Crónicas de la peste XXVIII
Esta mañana la lluvia confería al paisaje urbano un toque blade runner. No era una torrentera mediterránea sino una precipitación mansa y cantábrica que de ordinario es señal de placidez atmosférica pero que en estas circunstancias venía cargada de nutrientes para paranoicos. En las calles desiertas, como siempre, transeúntes huidizos y cariacontecidos en los que el viejo que sale a comprar el pan viene advirtiendo un uso creciente de mascarillas. Hace muchísimos años, Marshall McLuhan fue llevado por un grupo de sus alumnos a un bar en el que las camareras desempeñaban su oficio a pecho descubierto, o en top less, para entendernos. Los estudiantes preguntaron maliciosamente al padre de la comunicología moderna qué le parecía aquello y este respondió: son los globos sonda de una nueva era. La era profetizada por McLuhan, cínica y desenvuelta, dejó de ser nueva hace cuarenta años, cuando eclosionó la revolución conservadora y neoliberal, que ahora está en declive, así que quién sabe si las mascarillas profilácticas no son la señal indumentaria de la próxima era.
Hasta un par de semanas atrás, el uso generalizado de mascarillas era a nuestros ojos un signo de la conformidad y uniformidad asiáticas, un adminículo del confucianismo vigente en las megalópolis del oriente lejano, y las primeras mascarillas que se vieron en nuestras calles parecían un gesto de esnobismo, como aquellas chaquetas mao que se enfundaban los adeptos de la gauche divine en los remotos setenta. No obstante, su visión provocaba en quienes llevamos la cara al descubierto una mezcla de desconcierto y ansiedad porque veíamos en su portador a un enterado, que está en lo que se cuece, y tiene contactos en la industria sanitaria (ahora mismo, la industria por antonomasia) inalcanzables para los meros parroquianos de la botica de la esquina.
Pero, en fin, nos sentíamos amparados por la doctrina oficial que no cesa de afirmar que estas mordazas profilácticas son innecesarias para la población en general y basta con mantener el alejamiento interpersonal como medida precautoria del contagio, hasta que hemos comprendido que la causa del mensaje gubernamental es que no hay mascarillas para todos. Sean o no necesarias, las mascarillas llevan camino de sentar una moda de uso universal que se prolongará después de que la alarma vírica haya pasado. Para entonces, Z-a-r-a ya habrá cambiado de modelo de producto, que no de negocio, como se está viendo, y podremos adquirirlas en sus establecimientos en multitud de estampados y diseños.
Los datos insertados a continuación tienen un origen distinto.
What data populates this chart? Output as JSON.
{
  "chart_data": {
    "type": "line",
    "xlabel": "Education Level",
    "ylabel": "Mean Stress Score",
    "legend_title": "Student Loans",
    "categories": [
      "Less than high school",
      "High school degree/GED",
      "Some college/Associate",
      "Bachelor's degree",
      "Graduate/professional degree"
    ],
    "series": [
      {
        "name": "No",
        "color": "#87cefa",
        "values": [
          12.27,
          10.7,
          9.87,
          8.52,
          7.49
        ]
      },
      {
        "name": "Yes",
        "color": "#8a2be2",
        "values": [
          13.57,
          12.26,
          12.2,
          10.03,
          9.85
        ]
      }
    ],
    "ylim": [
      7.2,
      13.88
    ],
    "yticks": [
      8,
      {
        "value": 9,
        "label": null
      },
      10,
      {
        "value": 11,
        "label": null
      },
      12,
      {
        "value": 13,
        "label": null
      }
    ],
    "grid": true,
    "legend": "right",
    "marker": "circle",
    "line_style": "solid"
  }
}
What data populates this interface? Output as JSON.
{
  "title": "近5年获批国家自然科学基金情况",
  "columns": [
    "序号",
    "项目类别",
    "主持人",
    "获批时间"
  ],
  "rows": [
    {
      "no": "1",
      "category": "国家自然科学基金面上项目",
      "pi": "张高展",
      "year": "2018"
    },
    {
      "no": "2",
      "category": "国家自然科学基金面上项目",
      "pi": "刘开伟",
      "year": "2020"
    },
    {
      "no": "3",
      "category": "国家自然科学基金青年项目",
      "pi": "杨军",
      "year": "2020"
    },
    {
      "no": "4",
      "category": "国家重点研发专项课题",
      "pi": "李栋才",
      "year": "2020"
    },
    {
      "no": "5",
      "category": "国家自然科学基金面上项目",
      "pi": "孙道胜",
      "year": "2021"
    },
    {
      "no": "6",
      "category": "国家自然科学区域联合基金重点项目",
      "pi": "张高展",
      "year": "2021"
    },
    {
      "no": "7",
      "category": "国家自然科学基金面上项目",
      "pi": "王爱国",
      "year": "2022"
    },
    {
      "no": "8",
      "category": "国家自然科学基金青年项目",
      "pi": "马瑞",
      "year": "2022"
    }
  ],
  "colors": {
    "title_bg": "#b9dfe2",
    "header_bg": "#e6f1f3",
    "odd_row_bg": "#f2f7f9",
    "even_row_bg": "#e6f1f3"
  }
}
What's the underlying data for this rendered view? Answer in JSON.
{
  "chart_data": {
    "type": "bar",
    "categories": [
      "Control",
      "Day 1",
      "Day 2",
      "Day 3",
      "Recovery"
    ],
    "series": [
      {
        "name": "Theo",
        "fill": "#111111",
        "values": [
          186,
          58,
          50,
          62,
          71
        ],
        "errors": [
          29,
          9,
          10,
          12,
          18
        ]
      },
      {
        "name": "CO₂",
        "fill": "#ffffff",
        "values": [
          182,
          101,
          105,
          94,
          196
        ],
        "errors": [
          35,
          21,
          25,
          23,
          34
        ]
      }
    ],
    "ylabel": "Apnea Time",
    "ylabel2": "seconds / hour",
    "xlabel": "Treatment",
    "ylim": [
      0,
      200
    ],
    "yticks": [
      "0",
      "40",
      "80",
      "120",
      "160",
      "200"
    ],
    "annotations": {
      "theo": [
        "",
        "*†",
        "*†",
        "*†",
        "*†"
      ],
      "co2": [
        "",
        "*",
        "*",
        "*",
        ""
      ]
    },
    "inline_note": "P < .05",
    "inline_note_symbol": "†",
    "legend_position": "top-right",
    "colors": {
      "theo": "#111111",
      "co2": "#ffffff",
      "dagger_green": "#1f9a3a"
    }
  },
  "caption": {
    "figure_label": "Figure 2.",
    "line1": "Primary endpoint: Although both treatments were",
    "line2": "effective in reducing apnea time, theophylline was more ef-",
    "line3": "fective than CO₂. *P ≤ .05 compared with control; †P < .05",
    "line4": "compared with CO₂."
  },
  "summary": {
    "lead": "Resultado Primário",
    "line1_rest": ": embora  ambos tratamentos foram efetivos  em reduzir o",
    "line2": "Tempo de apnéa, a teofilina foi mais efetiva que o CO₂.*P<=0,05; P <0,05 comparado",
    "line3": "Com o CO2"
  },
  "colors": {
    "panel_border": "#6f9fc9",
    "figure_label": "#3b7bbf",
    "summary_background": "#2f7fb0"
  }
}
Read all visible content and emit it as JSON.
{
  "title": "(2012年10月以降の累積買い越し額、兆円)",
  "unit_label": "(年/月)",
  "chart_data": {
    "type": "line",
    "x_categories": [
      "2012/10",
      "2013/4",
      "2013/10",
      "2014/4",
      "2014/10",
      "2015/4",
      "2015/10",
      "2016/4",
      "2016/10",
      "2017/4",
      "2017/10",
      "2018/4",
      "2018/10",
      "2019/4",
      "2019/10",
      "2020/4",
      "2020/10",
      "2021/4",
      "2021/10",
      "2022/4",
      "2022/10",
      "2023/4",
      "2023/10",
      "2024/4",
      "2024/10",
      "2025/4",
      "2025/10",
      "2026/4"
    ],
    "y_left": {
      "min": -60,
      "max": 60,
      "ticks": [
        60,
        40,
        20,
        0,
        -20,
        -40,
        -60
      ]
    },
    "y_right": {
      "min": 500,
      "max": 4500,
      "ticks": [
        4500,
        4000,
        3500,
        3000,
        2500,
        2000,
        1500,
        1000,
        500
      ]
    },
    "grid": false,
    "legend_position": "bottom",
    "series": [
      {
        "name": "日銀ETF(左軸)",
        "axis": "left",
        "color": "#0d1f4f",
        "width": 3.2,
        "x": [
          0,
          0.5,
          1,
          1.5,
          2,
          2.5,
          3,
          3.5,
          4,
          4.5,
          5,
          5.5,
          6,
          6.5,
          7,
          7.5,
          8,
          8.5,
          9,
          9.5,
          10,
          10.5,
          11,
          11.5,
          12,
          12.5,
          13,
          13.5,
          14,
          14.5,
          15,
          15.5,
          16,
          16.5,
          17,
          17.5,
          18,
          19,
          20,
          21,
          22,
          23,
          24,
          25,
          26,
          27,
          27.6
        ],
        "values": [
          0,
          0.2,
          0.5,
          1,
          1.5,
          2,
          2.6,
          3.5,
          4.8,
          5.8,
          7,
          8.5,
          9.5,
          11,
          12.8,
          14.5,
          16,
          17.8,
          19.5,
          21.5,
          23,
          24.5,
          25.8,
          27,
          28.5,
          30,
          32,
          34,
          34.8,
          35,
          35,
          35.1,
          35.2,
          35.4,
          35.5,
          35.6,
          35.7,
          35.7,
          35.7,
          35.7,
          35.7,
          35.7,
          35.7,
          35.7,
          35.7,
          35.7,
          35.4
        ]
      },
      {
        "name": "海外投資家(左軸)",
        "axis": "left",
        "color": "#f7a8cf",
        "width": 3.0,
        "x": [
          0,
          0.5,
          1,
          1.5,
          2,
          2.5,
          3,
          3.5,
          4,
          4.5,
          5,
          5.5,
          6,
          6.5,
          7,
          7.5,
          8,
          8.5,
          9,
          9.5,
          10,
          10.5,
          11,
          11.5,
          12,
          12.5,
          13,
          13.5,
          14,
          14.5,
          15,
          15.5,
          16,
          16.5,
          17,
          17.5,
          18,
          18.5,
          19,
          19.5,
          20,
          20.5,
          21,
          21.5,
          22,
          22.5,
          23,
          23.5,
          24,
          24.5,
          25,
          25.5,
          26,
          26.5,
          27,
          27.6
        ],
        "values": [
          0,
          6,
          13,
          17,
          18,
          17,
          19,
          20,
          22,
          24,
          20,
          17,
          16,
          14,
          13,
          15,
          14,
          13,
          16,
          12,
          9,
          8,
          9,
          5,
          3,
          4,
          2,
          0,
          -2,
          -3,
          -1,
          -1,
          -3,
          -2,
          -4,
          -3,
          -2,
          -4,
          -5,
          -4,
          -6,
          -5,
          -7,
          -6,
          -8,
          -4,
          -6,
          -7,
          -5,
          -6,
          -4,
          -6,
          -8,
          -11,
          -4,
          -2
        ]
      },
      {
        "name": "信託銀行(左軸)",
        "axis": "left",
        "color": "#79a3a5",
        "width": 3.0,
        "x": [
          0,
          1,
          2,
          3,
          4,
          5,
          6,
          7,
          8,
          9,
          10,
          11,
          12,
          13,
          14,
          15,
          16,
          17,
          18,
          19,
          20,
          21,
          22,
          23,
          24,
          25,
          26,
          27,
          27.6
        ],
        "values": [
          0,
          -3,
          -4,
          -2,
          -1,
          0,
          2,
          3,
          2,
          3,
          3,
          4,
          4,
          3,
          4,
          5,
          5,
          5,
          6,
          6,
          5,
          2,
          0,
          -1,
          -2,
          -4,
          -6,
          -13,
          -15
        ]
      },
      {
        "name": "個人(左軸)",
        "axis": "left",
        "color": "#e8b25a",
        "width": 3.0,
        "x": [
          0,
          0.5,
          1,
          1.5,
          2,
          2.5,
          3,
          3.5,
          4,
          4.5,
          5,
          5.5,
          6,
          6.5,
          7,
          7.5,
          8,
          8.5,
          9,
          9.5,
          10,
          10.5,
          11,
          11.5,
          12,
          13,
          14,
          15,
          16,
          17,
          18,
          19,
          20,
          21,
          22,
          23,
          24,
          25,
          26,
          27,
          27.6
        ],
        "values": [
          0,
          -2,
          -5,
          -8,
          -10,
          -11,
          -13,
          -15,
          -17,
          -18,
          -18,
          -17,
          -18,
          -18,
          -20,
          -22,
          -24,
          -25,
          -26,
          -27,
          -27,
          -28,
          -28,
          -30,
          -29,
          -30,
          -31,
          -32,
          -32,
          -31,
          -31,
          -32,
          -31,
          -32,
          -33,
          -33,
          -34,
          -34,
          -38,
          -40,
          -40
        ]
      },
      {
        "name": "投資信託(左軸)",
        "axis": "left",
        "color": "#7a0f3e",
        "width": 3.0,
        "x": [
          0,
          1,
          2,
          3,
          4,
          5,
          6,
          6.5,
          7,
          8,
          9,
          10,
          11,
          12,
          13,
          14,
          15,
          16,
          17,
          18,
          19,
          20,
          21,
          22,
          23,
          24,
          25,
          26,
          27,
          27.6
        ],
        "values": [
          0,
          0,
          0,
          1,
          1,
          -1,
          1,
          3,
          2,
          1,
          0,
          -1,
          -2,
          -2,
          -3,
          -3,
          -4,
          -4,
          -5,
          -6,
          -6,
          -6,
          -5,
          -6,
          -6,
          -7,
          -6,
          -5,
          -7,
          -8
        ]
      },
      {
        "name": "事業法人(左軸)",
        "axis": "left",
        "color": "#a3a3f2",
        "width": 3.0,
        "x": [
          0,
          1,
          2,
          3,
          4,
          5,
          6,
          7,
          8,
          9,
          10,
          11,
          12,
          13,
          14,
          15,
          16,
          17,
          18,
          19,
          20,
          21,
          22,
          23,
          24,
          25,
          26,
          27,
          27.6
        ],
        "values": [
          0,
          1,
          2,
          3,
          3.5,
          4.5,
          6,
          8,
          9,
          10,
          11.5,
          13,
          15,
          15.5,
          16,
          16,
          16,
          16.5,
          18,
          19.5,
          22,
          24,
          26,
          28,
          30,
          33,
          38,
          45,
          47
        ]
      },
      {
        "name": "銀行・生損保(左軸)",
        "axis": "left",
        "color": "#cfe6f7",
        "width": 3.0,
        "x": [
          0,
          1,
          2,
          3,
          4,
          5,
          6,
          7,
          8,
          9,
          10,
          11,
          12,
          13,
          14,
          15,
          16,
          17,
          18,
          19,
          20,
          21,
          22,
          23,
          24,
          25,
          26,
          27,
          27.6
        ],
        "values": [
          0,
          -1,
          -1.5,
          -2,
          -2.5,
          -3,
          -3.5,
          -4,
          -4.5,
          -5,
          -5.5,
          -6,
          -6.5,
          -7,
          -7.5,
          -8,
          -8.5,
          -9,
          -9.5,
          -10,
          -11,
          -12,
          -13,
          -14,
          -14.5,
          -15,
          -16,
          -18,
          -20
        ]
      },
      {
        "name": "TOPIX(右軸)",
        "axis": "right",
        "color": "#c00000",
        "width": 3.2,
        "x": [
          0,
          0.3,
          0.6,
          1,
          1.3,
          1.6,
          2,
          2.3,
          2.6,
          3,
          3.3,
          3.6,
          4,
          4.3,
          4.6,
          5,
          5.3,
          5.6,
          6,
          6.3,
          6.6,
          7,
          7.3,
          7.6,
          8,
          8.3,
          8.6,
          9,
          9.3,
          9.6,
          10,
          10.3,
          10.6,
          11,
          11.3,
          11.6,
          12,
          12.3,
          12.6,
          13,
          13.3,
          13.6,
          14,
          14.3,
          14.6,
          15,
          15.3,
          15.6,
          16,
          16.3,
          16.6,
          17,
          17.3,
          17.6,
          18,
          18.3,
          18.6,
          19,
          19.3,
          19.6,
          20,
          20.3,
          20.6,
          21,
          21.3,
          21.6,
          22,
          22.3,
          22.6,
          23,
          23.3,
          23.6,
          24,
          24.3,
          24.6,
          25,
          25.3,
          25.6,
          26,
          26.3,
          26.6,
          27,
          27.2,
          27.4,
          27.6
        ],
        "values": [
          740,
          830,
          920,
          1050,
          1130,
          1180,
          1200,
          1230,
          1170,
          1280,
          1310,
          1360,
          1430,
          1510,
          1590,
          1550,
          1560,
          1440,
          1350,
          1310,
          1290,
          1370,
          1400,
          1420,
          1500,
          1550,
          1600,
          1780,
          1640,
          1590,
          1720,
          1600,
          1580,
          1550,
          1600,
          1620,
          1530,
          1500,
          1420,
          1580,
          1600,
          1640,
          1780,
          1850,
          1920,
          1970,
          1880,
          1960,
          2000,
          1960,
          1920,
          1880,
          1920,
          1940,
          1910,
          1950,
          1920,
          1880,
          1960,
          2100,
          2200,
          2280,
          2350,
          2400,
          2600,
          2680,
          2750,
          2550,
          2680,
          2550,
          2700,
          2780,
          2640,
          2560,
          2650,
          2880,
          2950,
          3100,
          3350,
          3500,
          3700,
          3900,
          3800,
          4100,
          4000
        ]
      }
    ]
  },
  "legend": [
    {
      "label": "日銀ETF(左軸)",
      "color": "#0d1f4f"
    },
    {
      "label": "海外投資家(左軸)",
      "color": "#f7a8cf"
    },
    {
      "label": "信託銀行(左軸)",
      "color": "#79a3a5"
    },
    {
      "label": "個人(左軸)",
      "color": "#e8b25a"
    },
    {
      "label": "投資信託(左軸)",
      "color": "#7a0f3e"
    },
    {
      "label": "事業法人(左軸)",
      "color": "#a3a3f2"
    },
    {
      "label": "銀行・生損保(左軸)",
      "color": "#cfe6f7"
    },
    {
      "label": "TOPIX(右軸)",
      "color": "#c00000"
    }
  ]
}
La mascarilla aporta coquetería, como las hombreras de los eufóricos ochenta. Algunos la exhiben al desgaire, por debajo de las fosas nasales, como si la bulbosa probóscide no criara miasmas, a imitación de esos militares que llevan la gorra de plato ladeada sobre una oreja para dejar constancia de su carácter rebelde a las imposiciones del reglamento. Otros, más hacendosos, se las han confeccionado en casa a su medida y gusto, y unos pocos se parapetan tras mascarillas de alta eficacia efepepé provistas de un coqueto filtro de humores que definitivamente anuncia una nueva era. Que no nos engañe la propaganda sentimental sobre la añoranza de un tiempo próximo en que volveremos a abrazarnos y, en consecuencia, a ser iguales y promiscuos. La mascarilla permite estar en el mundo a una satisfactoria distancia del prójimo sin dar explicaciones a nadie, lo que es el sueño de las clases dirigentes; en cuanto al buen pueblo, volverá a llenar los estadios de fútbol provisto de mascarillas con los colores de su equipo, que, entonces sí, se verá que son inservibles para prevenir el contagio.